Vista EULA Causes Worries
Mark Rasch writes in SecurityFocus that the license for Windows Vista is worrying.
The terms of Microsoft’s End User License Agreement (EULA) for its upcoming Vista operating system raises the conflict between two fundamental principles of contract law. The first, and more familiar, is that parties to a contract can generally agree to just about anything, as long as what they agree to doesn't violate the law and isn’t "unconscionable." The second principle is that the law generally disfavors the remedy of "self-help." That is to say that, if there is a violation of the terms of a contract, you usually have to go to court, prove the violation, and then you are entitled to damages or other relief.
The author of the article was formerly head of the Justice Department's computer crimes unit. To see someone with his credentials sounding the alarm is a bit disturbing. This is another reason, I think, to separate the purchase of the computer hardware from the purchase of the operating system and other software. In that way, purchasers might understand that they have choices.
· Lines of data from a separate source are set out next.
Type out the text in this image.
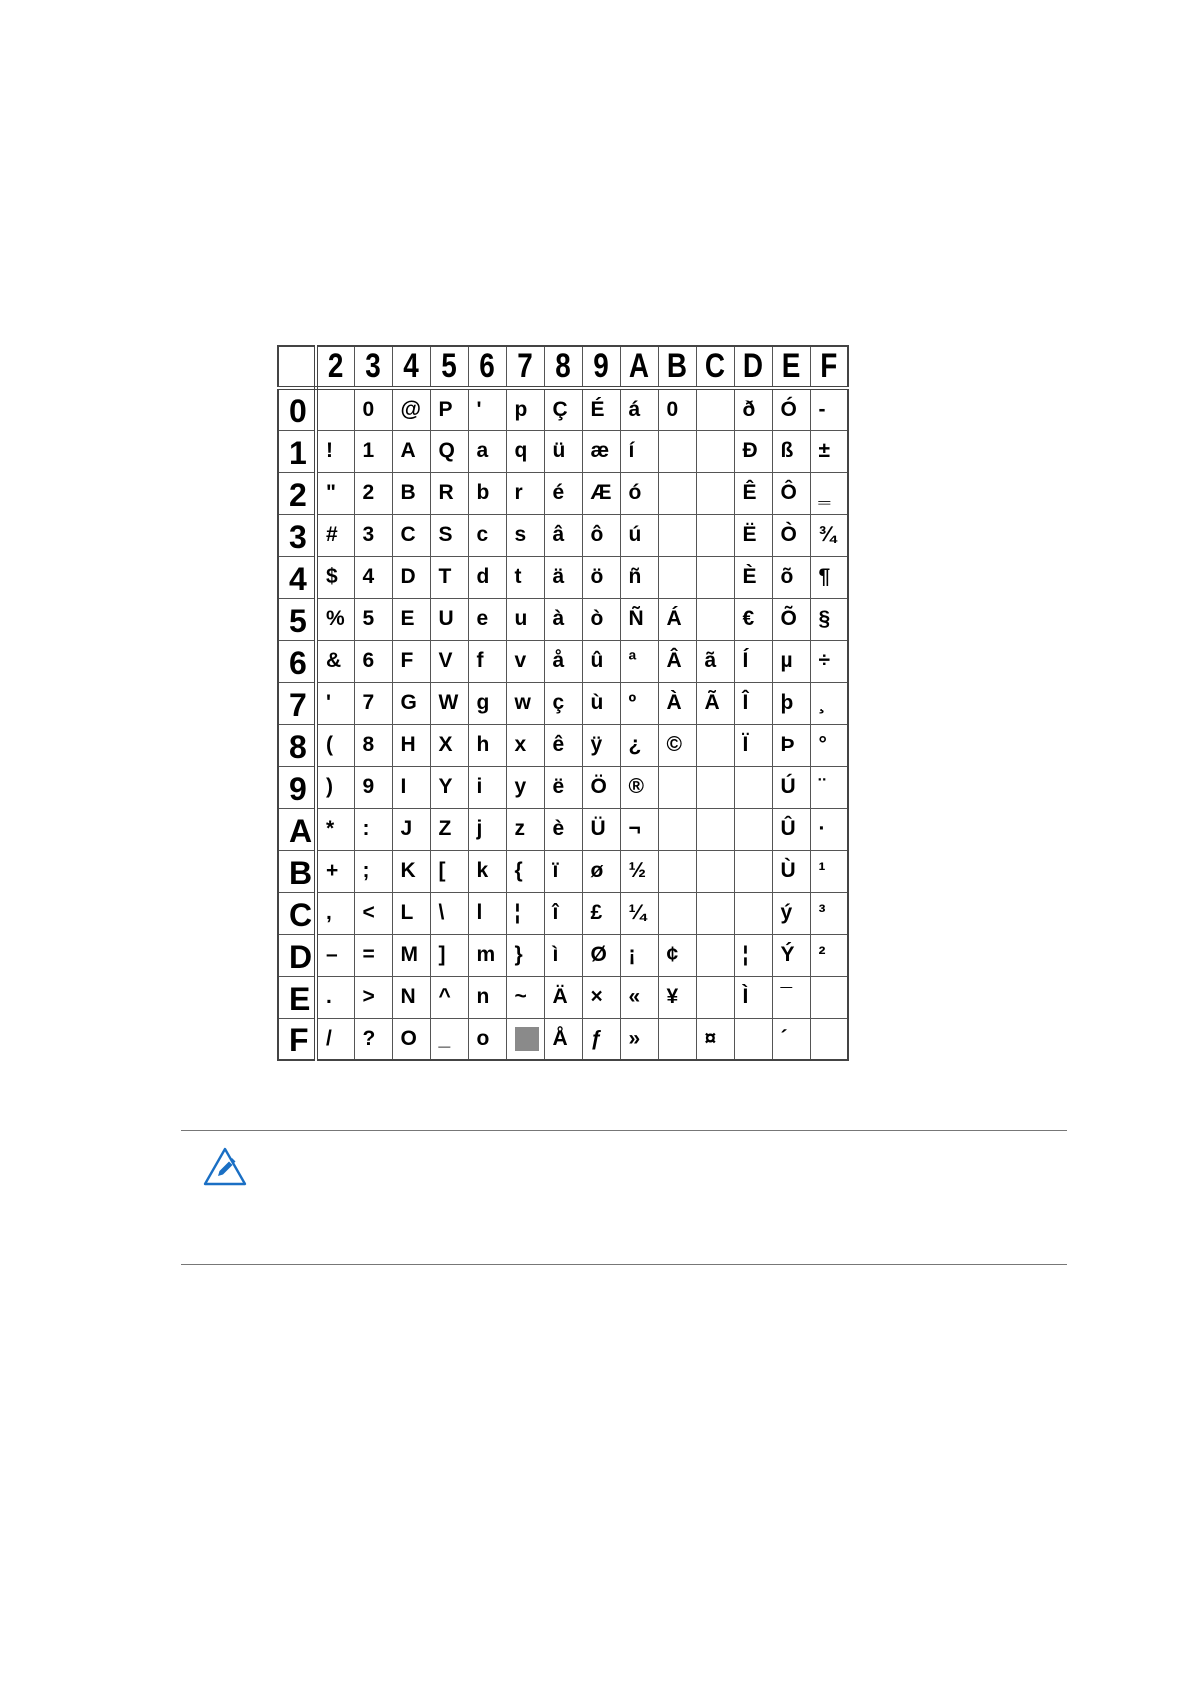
	2	3	4	5	6	7	8	9	A	B	C	D	E	F
0		0	@	P	'	p	Ç	É	á	0		ð	Ó	-
1	!	1	A	Q	a	q	ü	æ	í			Đ	ß	±
2	"	2	B	R	b	r	é	Æ	ó			Ê	Ô	‗
3	#	3	C	S	c	s	â	ô	ú			Ë	Ò	¾
4	$	4	D	T	d	t	ä	ö	ñ			È	õ	¶
5	%	5	E	U	e	u	à	ò	Ñ	Á		€	Õ	§
6	&	6	F	V	f	v	å	û	ª	Â	ã	Í	µ	÷
7	'	7	G	W	g	w	ç	ù	º	À	Ã	Î	þ	¸
8	(	8	H	X	h	x	ê	ÿ	¿	©		Ï	Þ	°
9	)	9	I	Y	i	y	ë	Ö	®				Ú	¨
A	*	:	J	Z	j	z	è	Ü	¬				Û	·
B	+	;	K	[	k	{	ï	ø	½				Ù	¹
C	,	<	L	\	l	¦	î	£	¼				ý	³
D	–	=	M	]	m	}	ì	Ø	¡	¢		¦	Ý	²
E	.	>	N	^	n	~	Ä	×	«	¥		Ì	¯	
F	/	?	O	_	o		Å	ƒ	»		¤		´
Now, for most people, WGA on XP wasn't a problem, and the prospect of regular activation checks (anti-theft technology) on Vista will not be fearsome either. However, anyone whose copy of Windows had been falsely identified as stolen with XP+WGA should be very leery of buying a computer with Vista, where Microsoft will unilaterally disable some or all of the operating system if it decides it is stolen.
Anyway, I think people should read this article. It is not insurmountable, assuming that you are not wrongly tagged as a thief, but something to think about before agreeing to the EULA.
Thanks to Groklaw for the link, as I have not had time to read as much security-related information as I used to read.